Thank you for that. Seems like the specific engineer(s) responsible for those particularly calculations, and any engineer tasked to review those calculations should bear some personal responsibility and consequences in addition to the firm.
Quite a few decades ago - when I was just a tyke - my father worked for an engineering consulting firm. Even though he wasn't an architect, it somehow fell to him to design some sort of industrial building or warehouse. He looked up the information he needed to on things like roof spans and snow loads, and drew up a design which was subsequently turned over to the customer, who hired a separate construction company to build it according to plan.
They didn't.
Sure enough, after a heavy snow, the roof collapsed.
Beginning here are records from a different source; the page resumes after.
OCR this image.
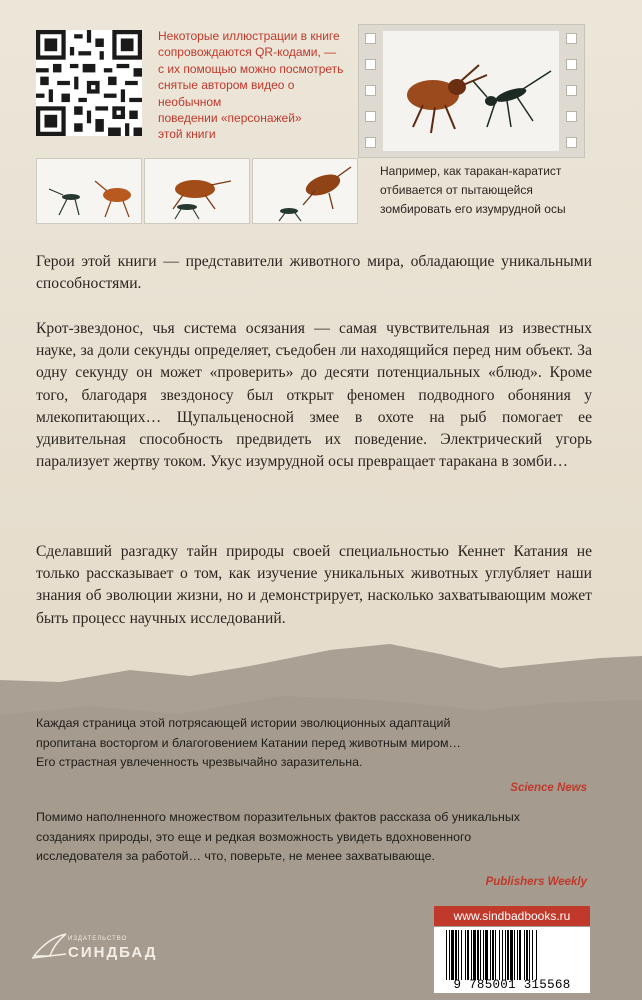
Некоторые иллюстрации в книге
сопровождаются QR-кодами, —
с их помощью можно посмотреть
снятые автором видео о необычном
поведении «персонажей»
этой книги
Например, как таракан-каратист
отбивается от пытающейся
зомбировать его изумрудной осы

Герои этой книги — представители животного мира, обладающие уникальными способностями.

Крот-звездонос, чья система осязания — самая чувствительная из известных науке, за доли секунды определяет, съедобен ли находящийся перед ним объект. За одну секунду он может «проверить» до десяти потенциальных «блюд». Кроме того, благодаря звездоносу был открыт феномен подводного обоняния у млекопитающих… Щупальценосной змее в охоте на рыб помогает ее удивительная способность предвидеть их поведение. Электрический угорь парализует жертву током. Укус изумрудной осы превращает таракана в зомби…

Сделавший разгадку тайн природы своей специальностью Кеннет Катания не только рассказывает о том, как изучение уникальных животных углубляет наши знания об эволюции жизни, но и демонстрирует, насколько захватывающим может быть процесс научных исследований.

Каждая страница этой потрясающей истории эволюционных адаптаций
пропитана восторгом и благоговением Катании перед животным миром…
Его страстная увлеченность чрезвычайно заразительна.
Science News
Помимо наполненного множеством поразительных фактов рассказа об уникальных
созданиях природы, это еще и редкая возможность увидеть вдохновенного
исследователя за работой… что, поверьте, не менее захватывающе.
Publishers Weekly
ИЗДАТЕЛЬСТВО
СИНДБАД
www.sindbadbooks.ru
9 785001 315568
Hungry lawyers came to the consulting company, and my Dad was called on the carpet. He and the management team went out to the site and my Dad noticed - the building deviated
significantly from the blueprints he'd prepared. Something along the lines of substituting 5" beams for the specified 8" beams AND increasing the spacing. Since my Dad's company had nothing to do with inspecting or managing the actual construction, the lawyers shook their heads, went away, and the customer went after the construction company instead. Dad ultimately came out "smelling like a rose" - he didn't even have to testify since the deviations from his blueprints were so egregious..
Dad shortly thereafter quit that engineering consulting company - he didn't much like their readiness to throw him under the bus, and he figured if it happened once, it could happen again.